Mini Blog: 2 minutes with…Ross Drake

Mini Blog: 2 minutes with…Ross Drake

07 September 2013

Ross is next on our 'mini-blog' line up - and here's another dinner party I would love to be a fly on the wall at! 

Ross

1. What is your current role/job/position?   Paediatric Palliative Care and Pain Medicine Specialist at Starship Children’s Hospital, Auckland. I am also the Clinical Lead of the Paediatric Palliative Care National Clinical Network which is in its second year of formation.

I also participate on a number of other groups:        

  • Immediate Past-President of the NZ Pain Society
  • Chair of the Ministry of Health Palliative Care Advisory Group
  • Board Trustee of International Children’s Palliative Care Network – Asia-Pacific representative

2. How did you get into working in Pain Management?  My route to working in Pain Management was circuitous with my interest developing during my Paediatric Palliative Care fellowship.

I had identified Pain Management as an important part of my learning and in the first year of fellowship I spent 6-months with the Paediatric Pain Service at Starship and The Auckland Regional Pain Service at Auckland City Hospital working in acute and chronic pain management.

In my second fellowship year I had a 5-month secondment with the Symptom Control Team at Great Ormond Street Hospital in London with Ann Goldman, PPC Consultant, which included participation in the chronic pain clinic.

My final fellowship year was spent with the Pain and Palliative Care Service at the Children’s Hospital at Westmead in Sydney where part of my fellowship was devoted to the psychological management of chronic pain in children with the Consult Liaison Psychiatry Service. These experiences only heightened my interest and ensured my clinical work with children in chronic pain.

3. If you weren't working in Pain Management what would you be doing?  This question is relatively easy to answer as I am a Paediatrician first and foremost and specialist trained in Paediatric Palliative Care.

However, if I never went to medical school, which was almost the case, then I would most likely be undertaking some scientific endeavour. My initial degree was a Bachelor of Science in Physiology. Who knows maybe the enquiry would have been in some aspect of the neuroscience of pain.

4. If you could invite any 3 people to have dinner, who would you choose and why?  Well good food and wine needs the accompaniment of good conversation and I can think of no one better than having Billy Connelly at the table with boundless travel anecdotes and ribald humour.

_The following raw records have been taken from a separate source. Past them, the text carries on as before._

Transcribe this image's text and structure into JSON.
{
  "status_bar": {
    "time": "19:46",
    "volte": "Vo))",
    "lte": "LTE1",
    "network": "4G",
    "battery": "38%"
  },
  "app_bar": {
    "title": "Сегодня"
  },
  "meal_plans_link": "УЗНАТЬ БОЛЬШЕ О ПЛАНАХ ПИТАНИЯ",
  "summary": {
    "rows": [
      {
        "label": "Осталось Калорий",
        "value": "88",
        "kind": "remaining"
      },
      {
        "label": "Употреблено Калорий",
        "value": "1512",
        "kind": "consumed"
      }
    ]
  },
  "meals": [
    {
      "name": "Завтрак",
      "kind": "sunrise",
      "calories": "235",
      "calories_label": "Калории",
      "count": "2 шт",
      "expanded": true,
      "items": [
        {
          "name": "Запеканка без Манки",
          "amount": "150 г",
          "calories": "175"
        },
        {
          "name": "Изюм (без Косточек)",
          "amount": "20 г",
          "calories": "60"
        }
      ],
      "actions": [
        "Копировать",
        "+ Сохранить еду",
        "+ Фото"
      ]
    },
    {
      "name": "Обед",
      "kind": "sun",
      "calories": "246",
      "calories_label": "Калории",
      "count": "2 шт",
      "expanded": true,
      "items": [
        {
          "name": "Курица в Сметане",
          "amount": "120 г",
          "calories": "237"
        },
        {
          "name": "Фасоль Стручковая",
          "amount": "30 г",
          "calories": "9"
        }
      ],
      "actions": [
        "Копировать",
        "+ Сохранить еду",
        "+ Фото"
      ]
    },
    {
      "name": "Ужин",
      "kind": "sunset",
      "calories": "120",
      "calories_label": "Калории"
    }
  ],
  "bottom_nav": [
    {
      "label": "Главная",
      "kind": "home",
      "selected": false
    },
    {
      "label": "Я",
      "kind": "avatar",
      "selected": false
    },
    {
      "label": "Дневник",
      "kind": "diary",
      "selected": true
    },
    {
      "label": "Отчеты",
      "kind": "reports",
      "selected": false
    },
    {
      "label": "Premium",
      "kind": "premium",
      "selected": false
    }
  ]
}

The other two guests seated at the table would be Martha Stewart and Elle Macpherson. Martha as she has become a cooking hero of mine. I am a very recent and occasional viewer of the cooking channel and I have been taken by the calm ease with which she explains cooking and making it look achievable to an inept cook like me. It would also be a good opportunity to get a few tips and, after a few wines, hear about her incarceration for tax evasion. I could say Elle would provide insights into the fashion industry, life of a supermodel and running a successful business which are all true and very valid but more simply, Elle was my teenage poster girl.

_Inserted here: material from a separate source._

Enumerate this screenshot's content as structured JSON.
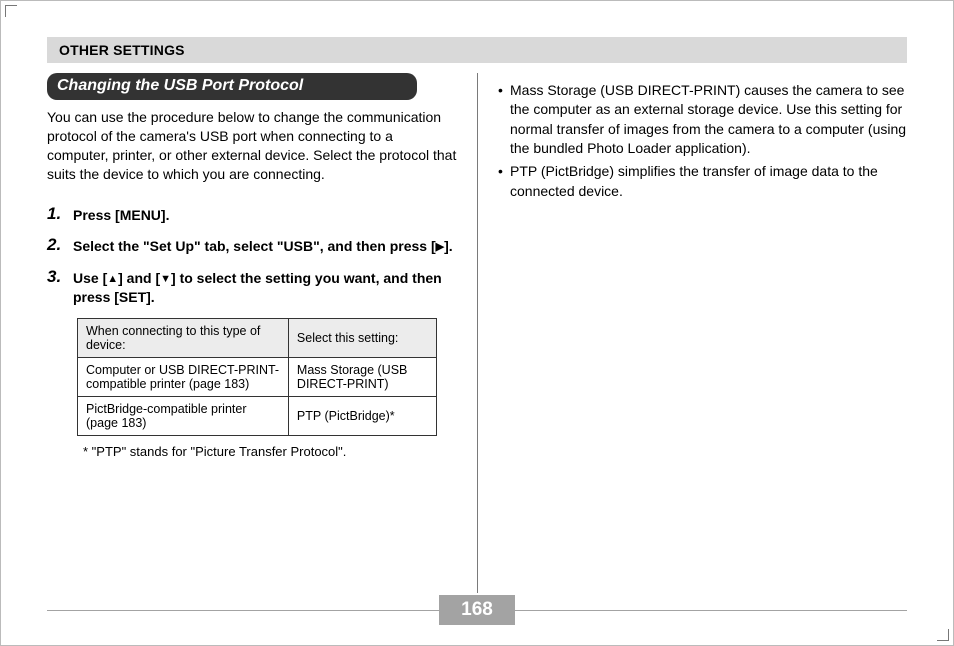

5. What is the most important advance you hope will be made in Pain in the next ten years?  The most important advance I hope to be made in pain in the next ten years aside of the obvious finding a “panacea” is the more fundamental desire to see pain recognized in New Zealand as a serious health issue with appropriate resourcing of Pain Services. Extending this aspect, and very close to my heart, is that this recognition be extended to children and the needs of children in pain with a fair level of funding for this vulnerable group. The current resources for children are as close to non existent as they can be and are nothing short of appalling.